IMPROVISATION : DÉSIR DE MORT, RÊVE ET RÉVEIL
Enseignante, alors débutant au Département de Psychanalyse de l’Université de Vincennes, j’eus l’occasion, en 1974, de poser au Docteur Lacan une question que je résumerai en ces termes : le désir de mort est-il à situer du côté du désir de dormir ou du désir de réveil ?
Le Docteur Lacan, qui était assis à son bureau, garda le silence, et j’avais déjà renoncé à l’entendre sur cette question, lorsqu’au bout d’une demi-heure, il me donna sa réponse d’une façon assez circonstanciée pour que je sois amenée à prendre les notes les plus complètes possibles. C’est la transcription de ces notes que je livre ici. Catherine Millot
Le désir de dormir correspond à une action physiologique inhibitrice.

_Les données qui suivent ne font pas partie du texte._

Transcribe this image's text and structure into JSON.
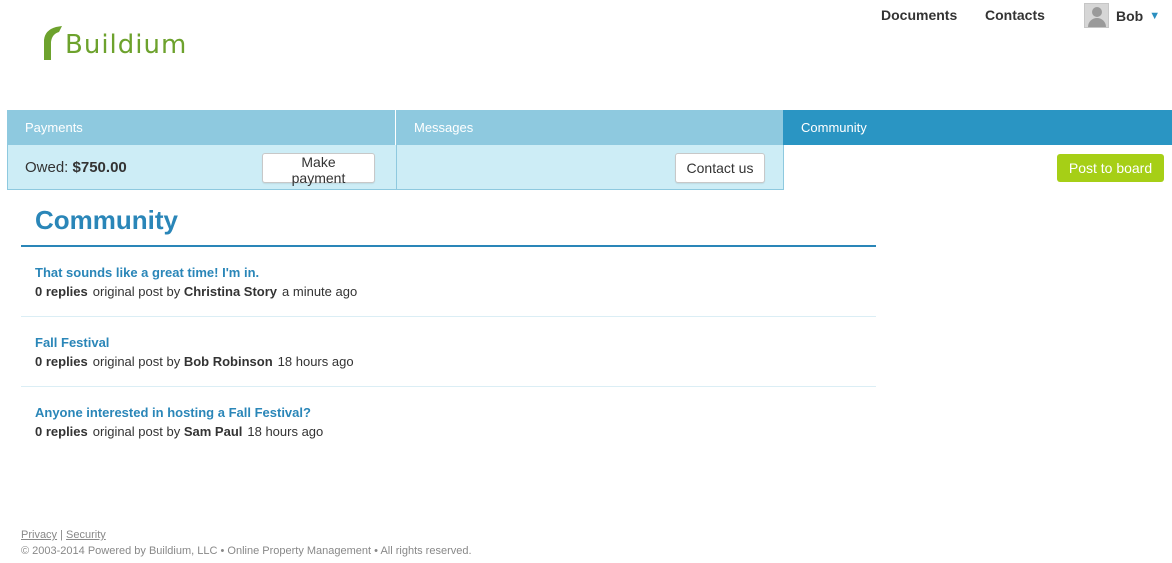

Le rêve est une inhibition active.
Ce point est celui où l’on peut concevoir que vienne se brancher le symbolique.
C’est sur le corps que se branche le langage, du fait du paradoxe biologique que constitue une instance qui empêche l’interruption du sommeil.

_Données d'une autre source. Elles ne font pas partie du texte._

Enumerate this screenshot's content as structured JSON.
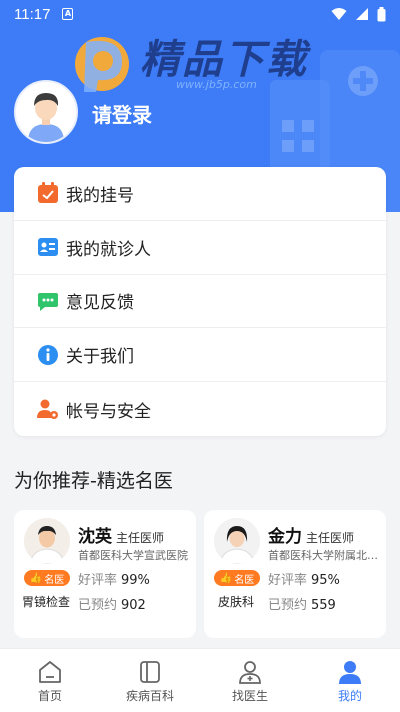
{
  "status_bar": {
    "time": "11:17",
    "sim": "A"
  },
  "watermark": {
    "title": "精品下载",
    "url": "www.jb5p.com"
  },
  "profile": {
    "login_label": "请登录"
  },
  "menu": {
    "items": [
      {
        "label": "我的挂号",
        "icon": "calendar-icon",
        "color": "#f26a2e"
      },
      {
        "label": "我的就诊人",
        "icon": "id-card-icon",
        "color": "#2b8ef0"
      },
      {
        "label": "意见反馈",
        "icon": "chat-bubble-icon",
        "color": "#30c46b"
      },
      {
        "label": "关于我们",
        "icon": "info-icon",
        "color": "#2b8ef0"
      },
      {
        "label": "帐号与安全",
        "icon": "user-settings-icon",
        "color": "#f26a2e"
      }
    ]
  },
  "recommend": {
    "title": "为你推荐-精选名医",
    "doctors": [
      {
        "name": "沈英",
        "title": "主任医师",
        "hospital": "首都医科大学宣武医院",
        "badge": "名医",
        "dept": "胃镜检查",
        "rating_label": "好评率",
        "rating": "99%",
        "booked_label": "已预约",
        "booked": "902"
      },
      {
        "name": "金力",
        "title": "主任医师",
        "hospital": "首都医科大学附属北京…",
        "badge": "名医",
        "dept": "皮肤科",
        "rating_label": "好评率",
        "rating": "95%",
        "booked_label": "已预约",
        "booked": "559"
      }
    ]
  },
  "tabs": [
    {
      "label": "首页",
      "icon": "home-icon",
      "active": false
    },
    {
      "label": "疾病百科",
      "icon": "book-icon",
      "active": false
    },
    {
      "label": "找医生",
      "icon": "doctor-icon",
      "active": false
    },
    {
      "label": "我的",
      "icon": "person-icon",
      "active": true
    }
  ],
  "colors": {
    "primary": "#3d7cf6",
    "badge": "#ff7a21"
  }
}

Grâce au symbolique, le réveil total c’est la mort — pour le corps.
Le sommeil profond rend possible que dure le corps.
Au delà du réveil
Ce que Freud imagine de la pulsion de mort, comporte que le réveil du corps est sa destruction.
Parce que dans le sens opposé au principe de plaisir, cela, il le qualifie d’un au-delà : cet au-delà, c’est une opposition.
La vie, quant à elle, est bien au-delà de tout réveil.
La vie n’est pas conçue, le corps n’en attrape rien, il la porte simplement.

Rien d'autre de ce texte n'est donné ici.